Field study of thin screens of wall rock found between, and more rarely inside, Sierran granitoid plutons illuminates the origins of the screens and the processes that formed the adjacent plutons. Wall rocks in the screens invariably are ductilely deformed. The significance of that deformation and its timing relative to pluton emplacement vary markedly from one field example to another, but in no example we have yet studied did ductile deformation directly produce the elongate shape of a screen. The process by which the thin screens formed invariably was opening of closely spaced, subparallel fractures to admit magma. This conclusion implies that emplacement of the bounding pluton(s) invariably began with injection of dikes that split thin sheets of wall rock away from their neighbors.

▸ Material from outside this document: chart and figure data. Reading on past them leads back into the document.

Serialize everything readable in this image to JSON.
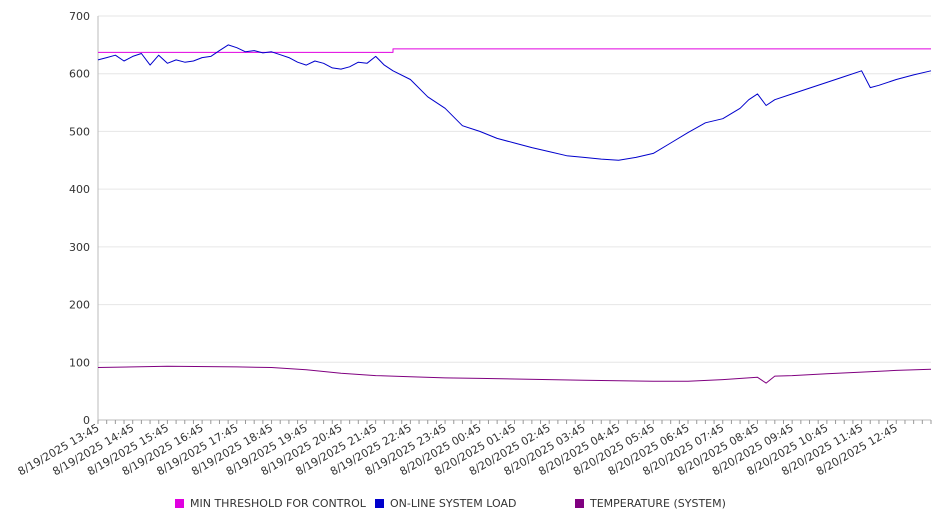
{
  "chart_data": {
    "type": "line",
    "title": "",
    "xlabel": "",
    "ylabel": "",
    "ylim": [
      0,
      700
    ],
    "yticks": [
      0,
      100,
      200,
      300,
      400,
      500,
      600,
      700
    ],
    "x_tick_labels": [
      "8/19/2025 13:45",
      "8/19/2025 14:45",
      "8/19/2025 15:45",
      "8/19/2025 16:45",
      "8/19/2025 17:45",
      "8/19/2025 18:45",
      "8/19/2025 19:45",
      "8/19/2025 20:45",
      "8/19/2025 21:45",
      "8/19/2025 22:45",
      "8/19/2025 23:45",
      "8/20/2025 00:45",
      "8/20/2025 01:45",
      "8/20/2025 02:45",
      "8/20/2025 03:45",
      "8/20/2025 04:45",
      "8/20/2025 05:45",
      "8/20/2025 06:45",
      "8/20/2025 07:45",
      "8/20/2025 08:45",
      "8/20/2025 09:45",
      "8/20/2025 10:45",
      "8/20/2025 11:45",
      "8/20/2025 12:45"
    ],
    "x_range": [
      "8/19/2025 13:45",
      "8/20/2025 13:45"
    ],
    "grid": "horizontal",
    "legend_position": "bottom",
    "series": [
      {
        "name": "MIN THRESHOLD FOR CONTROL",
        "color": "#e000e0",
        "x": [
          "8/19/2025 13:45",
          "8/19/2025 22:15",
          "8/19/2025 22:15",
          "8/20/2025 13:45"
        ],
        "y": [
          637,
          637,
          643,
          643
        ]
      },
      {
        "name": "ON-LINE SYSTEM LOAD",
        "color": "#0000cc",
        "x": [
          "8/19/2025 13:45",
          "8/19/2025 14:00",
          "8/19/2025 14:15",
          "8/19/2025 14:30",
          "8/19/2025 14:45",
          "8/19/2025 15:00",
          "8/19/2025 15:15",
          "8/19/2025 15:30",
          "8/19/2025 15:45",
          "8/19/2025 16:00",
          "8/19/2025 16:15",
          "8/19/2025 16:30",
          "8/19/2025 16:45",
          "8/19/2025 17:00",
          "8/19/2025 17:15",
          "8/19/2025 17:30",
          "8/19/2025 17:45",
          "8/19/2025 18:00",
          "8/19/2025 18:15",
          "8/19/2025 18:30",
          "8/19/2025 18:45",
          "8/19/2025 19:00",
          "8/19/2025 19:15",
          "8/19/2025 19:30",
          "8/19/2025 19:45",
          "8/19/2025 20:00",
          "8/19/2025 20:15",
          "8/19/2025 20:30",
          "8/19/2025 20:45",
          "8/19/2025 21:00",
          "8/19/2025 21:15",
          "8/19/2025 21:30",
          "8/19/2025 21:45",
          "8/19/2025 22:00",
          "8/19/2025 22:15",
          "8/19/2025 22:45",
          "8/19/2025 23:15",
          "8/19/2025 23:45",
          "8/20/2025 00:15",
          "8/20/2025 00:45",
          "8/20/2025 01:15",
          "8/20/2025 01:45",
          "8/20/2025 02:15",
          "8/20/2025 02:45",
          "8/20/2025 03:15",
          "8/20/2025 03:45",
          "8/20/2025 04:15",
          "8/20/2025 04:45",
          "8/20/2025 05:15",
          "8/20/2025 05:45",
          "8/20/2025 06:15",
          "8/20/2025 06:45",
          "8/20/2025 07:15",
          "8/20/2025 07:45",
          "8/20/2025 08:15",
          "8/20/2025 08:30",
          "8/20/2025 08:45",
          "8/20/2025 09:00",
          "8/20/2025 09:15",
          "8/20/2025 09:45",
          "8/20/2025 10:15",
          "8/20/2025 10:45",
          "8/20/2025 11:15",
          "8/20/2025 11:45",
          "8/20/2025 12:00",
          "8/20/2025 12:15",
          "8/20/2025 12:45",
          "8/20/2025 13:15",
          "8/20/2025 13:45"
        ],
        "y": [
          624,
          628,
          632,
          622,
          630,
          635,
          615,
          632,
          618,
          624,
          620,
          622,
          628,
          630,
          640,
          650,
          645,
          638,
          640,
          636,
          638,
          633,
          628,
          620,
          615,
          622,
          618,
          610,
          608,
          612,
          620,
          618,
          630,
          615,
          605,
          590,
          560,
          540,
          510,
          500,
          488,
          480,
          472,
          465,
          458,
          455,
          452,
          450,
          455,
          462,
          480,
          498,
          515,
          522,
          540,
          555,
          565,
          545,
          555,
          565,
          575,
          585,
          595,
          605,
          576,
          580,
          590,
          598,
          605
        ]
      },
      {
        "name": "TEMPERATURE (SYSTEM)",
        "color": "#800080",
        "x": [
          "8/19/2025 13:45",
          "8/19/2025 15:45",
          "8/19/2025 17:45",
          "8/19/2025 18:45",
          "8/19/2025 19:45",
          "8/19/2025 20:45",
          "8/19/2025 21:45",
          "8/19/2025 22:45",
          "8/19/2025 23:45",
          "8/20/2025 00:45",
          "8/20/2025 01:45",
          "8/20/2025 02:45",
          "8/20/2025 03:45",
          "8/20/2025 04:45",
          "8/20/2025 05:45",
          "8/20/2025 06:45",
          "8/20/2025 07:45",
          "8/20/2025 08:45",
          "8/20/2025 09:00",
          "8/20/2025 09:15",
          "8/20/2025 09:45",
          "8/20/2025 10:45",
          "8/20/2025 11:45",
          "8/20/2025 12:45",
          "8/20/2025 13:45"
        ],
        "y": [
          91,
          93,
          92,
          91,
          87,
          81,
          77,
          75,
          73,
          72,
          71,
          70,
          69,
          68,
          67,
          67,
          70,
          74,
          64,
          76,
          77,
          80,
          83,
          86,
          88
        ]
      }
    ]
  }
}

In at least two areas, the McDoogle pluton and the Glen Aulin and Half Dome plutons (Glazner et al., this volume), there is clear evidence that the plutons continued to grow incrementally by amalgamation of dikes. Wall-rock screens in these areas now are surrounded by intrusive rocks but never were engulfed by magma because only a small fraction of the pluton was magmatic at any one time; thus, finding inclusions of wall rock in a pluton need not record stoping. All other field examples we have studied permit incremental pluton growth by amalgamation of dikes or sills, but evidence is insufficient to require it. An unanticipated outcome of the field study was recognition that interpluton screens commonly had gentle initial dips and represent the floors of overlying plutons. Finding exposed pluton floors so accidentally suggests that they may be more common than is widely believed. Thus, the Split Mountain screen forms the floor of the Tinemaha granodiorite, and the Cedar Grove screen is the floor of the Lookout Peak granodiorite. Although mafic enclaves are more abundant at floors, both examples lack a significant volume of wall-rock blocks sitting on the floor that could represent blocks stoped from the pluton roof. This relation reinforces our interpretation that the sharp, fractured contacts of interpluton screens record intrusion of dikes rather than stoping of blocks from the roof or walls of a large magma body.